– Извини.

Фома в короткой жестикуляции образно показал, где он видит мои извинения и куда я их могу себе засунуть.

– Здесь женщины, – краснея, намекнул я.

Баба‑яга и Олёна одинаково смиренно подняли очи к потолку, делая вид, что в упор не замечают, что разобиженный сотник думает о них конкретно, о всём женском поле в целом, о нашем отделении и его руководстве, о государственной политике, царе, а также… Фома размахивал руками, как сумасшедший широколопастный вентилятор из Южной Кореи, пока попросту не устал и не рухнул обратно на скамейку.
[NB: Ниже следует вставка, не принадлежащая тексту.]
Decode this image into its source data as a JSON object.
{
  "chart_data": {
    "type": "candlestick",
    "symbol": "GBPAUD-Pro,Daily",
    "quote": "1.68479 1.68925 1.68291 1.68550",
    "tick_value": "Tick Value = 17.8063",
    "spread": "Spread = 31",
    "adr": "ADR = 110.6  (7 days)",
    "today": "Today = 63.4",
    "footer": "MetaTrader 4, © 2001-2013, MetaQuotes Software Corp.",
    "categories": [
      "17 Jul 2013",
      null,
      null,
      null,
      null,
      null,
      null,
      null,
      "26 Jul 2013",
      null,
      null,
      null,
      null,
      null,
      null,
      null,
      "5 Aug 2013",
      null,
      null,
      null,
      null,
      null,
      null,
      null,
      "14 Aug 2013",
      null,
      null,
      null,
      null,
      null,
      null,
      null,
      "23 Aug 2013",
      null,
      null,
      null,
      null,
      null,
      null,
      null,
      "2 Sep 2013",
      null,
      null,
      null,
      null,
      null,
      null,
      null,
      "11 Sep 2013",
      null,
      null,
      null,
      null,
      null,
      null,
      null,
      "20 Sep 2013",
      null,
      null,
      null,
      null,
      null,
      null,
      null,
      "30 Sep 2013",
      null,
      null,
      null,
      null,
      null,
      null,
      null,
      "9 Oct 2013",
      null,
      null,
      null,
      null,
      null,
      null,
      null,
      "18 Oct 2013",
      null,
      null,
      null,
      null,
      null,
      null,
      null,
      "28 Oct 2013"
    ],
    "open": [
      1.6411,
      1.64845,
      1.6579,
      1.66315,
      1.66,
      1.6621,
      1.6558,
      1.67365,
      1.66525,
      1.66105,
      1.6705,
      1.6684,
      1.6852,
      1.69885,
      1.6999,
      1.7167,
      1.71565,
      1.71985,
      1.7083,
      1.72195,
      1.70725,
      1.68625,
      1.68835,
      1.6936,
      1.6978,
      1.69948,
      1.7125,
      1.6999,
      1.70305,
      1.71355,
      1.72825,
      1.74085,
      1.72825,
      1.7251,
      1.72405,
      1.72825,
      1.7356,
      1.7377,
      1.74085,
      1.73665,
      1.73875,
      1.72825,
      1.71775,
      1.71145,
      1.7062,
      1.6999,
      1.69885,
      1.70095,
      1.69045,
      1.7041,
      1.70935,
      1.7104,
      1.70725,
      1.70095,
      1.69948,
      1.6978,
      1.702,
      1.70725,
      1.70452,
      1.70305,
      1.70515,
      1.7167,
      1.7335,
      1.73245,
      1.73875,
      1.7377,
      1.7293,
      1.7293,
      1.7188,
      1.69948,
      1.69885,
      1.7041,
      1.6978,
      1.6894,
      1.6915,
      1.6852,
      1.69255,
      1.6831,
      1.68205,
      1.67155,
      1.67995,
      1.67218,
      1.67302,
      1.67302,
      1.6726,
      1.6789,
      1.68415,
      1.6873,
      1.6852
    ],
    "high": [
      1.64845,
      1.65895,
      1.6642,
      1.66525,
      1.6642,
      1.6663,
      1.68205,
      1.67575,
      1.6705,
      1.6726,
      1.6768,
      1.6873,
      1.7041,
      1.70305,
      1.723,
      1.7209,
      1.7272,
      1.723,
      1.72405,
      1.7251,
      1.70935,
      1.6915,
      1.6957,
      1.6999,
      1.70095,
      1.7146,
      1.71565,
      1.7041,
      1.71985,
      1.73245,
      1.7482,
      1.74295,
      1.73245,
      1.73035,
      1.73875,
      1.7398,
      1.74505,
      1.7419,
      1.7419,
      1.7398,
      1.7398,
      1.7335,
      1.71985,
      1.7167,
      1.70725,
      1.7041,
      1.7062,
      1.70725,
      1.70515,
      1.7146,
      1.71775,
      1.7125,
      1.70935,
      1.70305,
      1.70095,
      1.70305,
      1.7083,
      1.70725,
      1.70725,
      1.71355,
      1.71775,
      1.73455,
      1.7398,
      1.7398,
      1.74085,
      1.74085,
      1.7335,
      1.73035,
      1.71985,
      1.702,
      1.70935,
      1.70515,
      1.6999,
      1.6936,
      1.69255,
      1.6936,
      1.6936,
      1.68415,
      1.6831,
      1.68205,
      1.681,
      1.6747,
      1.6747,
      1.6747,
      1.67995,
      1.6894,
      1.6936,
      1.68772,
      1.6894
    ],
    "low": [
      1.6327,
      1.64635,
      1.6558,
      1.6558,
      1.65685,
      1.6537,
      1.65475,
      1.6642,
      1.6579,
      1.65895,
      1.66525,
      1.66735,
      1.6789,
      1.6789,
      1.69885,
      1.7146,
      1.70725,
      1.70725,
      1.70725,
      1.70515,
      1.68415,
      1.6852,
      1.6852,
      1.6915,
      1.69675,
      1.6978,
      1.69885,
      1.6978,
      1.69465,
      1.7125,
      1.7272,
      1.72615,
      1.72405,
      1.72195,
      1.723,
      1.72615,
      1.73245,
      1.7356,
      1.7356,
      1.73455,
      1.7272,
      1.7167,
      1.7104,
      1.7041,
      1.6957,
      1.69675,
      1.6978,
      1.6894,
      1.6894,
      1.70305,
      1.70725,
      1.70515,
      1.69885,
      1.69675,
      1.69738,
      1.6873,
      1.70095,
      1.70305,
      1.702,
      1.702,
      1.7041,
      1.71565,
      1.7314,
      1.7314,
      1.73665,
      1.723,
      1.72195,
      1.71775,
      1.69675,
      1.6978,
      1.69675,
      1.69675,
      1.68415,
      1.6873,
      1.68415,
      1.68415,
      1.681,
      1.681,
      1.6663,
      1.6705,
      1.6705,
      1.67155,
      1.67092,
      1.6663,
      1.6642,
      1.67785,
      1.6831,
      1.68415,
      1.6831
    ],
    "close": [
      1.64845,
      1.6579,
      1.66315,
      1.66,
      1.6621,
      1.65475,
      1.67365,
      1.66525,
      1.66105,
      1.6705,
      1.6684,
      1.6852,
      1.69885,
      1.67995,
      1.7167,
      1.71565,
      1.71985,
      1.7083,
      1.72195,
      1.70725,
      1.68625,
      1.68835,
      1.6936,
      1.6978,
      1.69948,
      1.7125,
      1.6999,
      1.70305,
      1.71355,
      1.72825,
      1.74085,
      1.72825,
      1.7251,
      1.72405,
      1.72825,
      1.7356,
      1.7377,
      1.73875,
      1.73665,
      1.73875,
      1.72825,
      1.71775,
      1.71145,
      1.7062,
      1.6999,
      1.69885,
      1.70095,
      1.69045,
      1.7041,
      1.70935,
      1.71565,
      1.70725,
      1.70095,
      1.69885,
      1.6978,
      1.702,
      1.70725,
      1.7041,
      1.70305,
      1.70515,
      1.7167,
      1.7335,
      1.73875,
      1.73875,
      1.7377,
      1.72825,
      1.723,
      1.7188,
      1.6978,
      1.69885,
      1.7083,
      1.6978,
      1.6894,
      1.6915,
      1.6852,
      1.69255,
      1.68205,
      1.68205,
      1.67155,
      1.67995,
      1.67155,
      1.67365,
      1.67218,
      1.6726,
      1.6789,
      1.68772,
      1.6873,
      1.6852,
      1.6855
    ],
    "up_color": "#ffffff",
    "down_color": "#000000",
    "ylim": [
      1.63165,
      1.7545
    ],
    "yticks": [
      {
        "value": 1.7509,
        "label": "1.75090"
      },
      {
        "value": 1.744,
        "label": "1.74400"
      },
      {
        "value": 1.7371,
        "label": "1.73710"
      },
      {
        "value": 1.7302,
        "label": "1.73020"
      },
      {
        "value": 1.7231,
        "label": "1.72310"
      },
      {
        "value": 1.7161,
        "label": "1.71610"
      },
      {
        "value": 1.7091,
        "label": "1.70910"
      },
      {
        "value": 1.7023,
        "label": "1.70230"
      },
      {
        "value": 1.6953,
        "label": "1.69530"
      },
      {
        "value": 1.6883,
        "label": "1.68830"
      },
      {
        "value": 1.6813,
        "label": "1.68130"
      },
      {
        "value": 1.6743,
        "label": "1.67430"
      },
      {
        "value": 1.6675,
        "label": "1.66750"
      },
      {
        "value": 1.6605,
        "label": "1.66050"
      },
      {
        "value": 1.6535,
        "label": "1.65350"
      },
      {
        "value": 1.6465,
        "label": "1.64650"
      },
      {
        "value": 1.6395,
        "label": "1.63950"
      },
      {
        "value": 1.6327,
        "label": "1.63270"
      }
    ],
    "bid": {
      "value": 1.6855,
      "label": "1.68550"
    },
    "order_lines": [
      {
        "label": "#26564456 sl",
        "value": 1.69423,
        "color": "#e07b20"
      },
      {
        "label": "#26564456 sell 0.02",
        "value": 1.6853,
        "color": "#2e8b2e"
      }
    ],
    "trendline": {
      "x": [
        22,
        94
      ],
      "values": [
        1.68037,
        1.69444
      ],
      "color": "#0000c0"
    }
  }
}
– В‑вот оно как… а в‑вы всё д‑дра‑азни‑тесь, – укоризненно заключил Заикин, обмахивая его платочком.

– И… давно это? – Я уже понял, к кому обращаться.

Стрелец вздохнул и пояснил:

– Да со‑о‑о вчерашн‑н…ей ночи. М‑мы‑то до‑о‑зором шли, а о‑о‑о…

– Он?

– Он! О‑о‑он‑то у за‑забора си‑идел и н‑не в себе, ка‑а‑к… как будто у‑у‑ви‑и…

– Увидел кого‑то? И это его так напугало, что он голоса лишился?!

Фома решительно вмешался, всё так же мимикой и жестами доказывая, что ни хрена он не испугался, а просто был шокирован. Стрельцы проводили его домой, он выпил стопочку и уснул, но голос наутро так и не вернулся.

Я строго взглянул на бабку.

– А с чего же я‑то, старая, крайней стала? Подумаешь, в лягушку обернула на часок… От этого небось ещё ни у кого голос не пропадал. И не смотри на меня так, участковый, не виноватая я!

– Ладно, учтём, – для виду пришлось согласиться мне. – В конце концов, Митю вы превращали не раз, меня тоже… было… Но фактов потери речи не имелось. Фома, а чего ты там, собственно, такого увидел?

Сотник растерянно пожал плечами.

– И… н‑не‑э по‑о‑о‑мн…

– Понял, понял. – Поспешив заткнуть рот Заикину, я опять обернулся к Яге: – Бабуль, исключительно в целях чистого эксперимента – одну срочную экспертизу можно?

– Переполох, что ль, вылить? – бодренько вскинулась она. – Дело нехитрое, отчего же нет‑то… Чай, уж Фома Силыч нам человек не посторонний небось, поглядим – поможем, по мере умишка да мощей старческих…

Моя домохозяйка быстро достала нужные ингредиенты, напрягла Назима расплавить в миске свечной воск, усадила пострадавшего поудобнее, что‑то сыпанула в печь и непонятно зачем шуганула даже не приближающуюся к ней Олёну:

– А ты, девка, под руку не лезь! Вона стой, где стоишь, а шевельнуться не думай даже. Я за тобой каждую минуту слежу, без продыху!

Никто ничего не понял, но заступаться тоже не стали, опытному специалисту сейчас слова против сказать нельзя – чародейство штука тонкая… Одна ошибка в заклинании – и прощай, боевой товарищ, мы тебя никогда не забудем, если будешь в раю, и ты нас добрым словом вспомни! Я только обратил внимание, что слова бабка напевала немножко другие, не те, что над Митькой.

Выливается беда, выжигается!

Всё по слову моему пусть решается.

Опрокидывайся в чан,

Скорбь горючая,

Уходи, тоска‑печаль

Неминучая…

Страх‑страх! Отпусти душу, развяжи язык, оставь человека…

И ныне и присно, с начала начал до скончания века!

– А‑а, вспомнил! – В горницу с восторженным воплем вломился дремавший в сенях Митя. – Ещё на тётку Матрёну жаловались возчики разные! Дескать, капустою, что она в трактир бочками катит, приличному гражданину и водку закусить невозможно – сплошное сортирное разочарование! И не я им это подсказал, а… А чего это вы тут все на меня такие серьёзные?!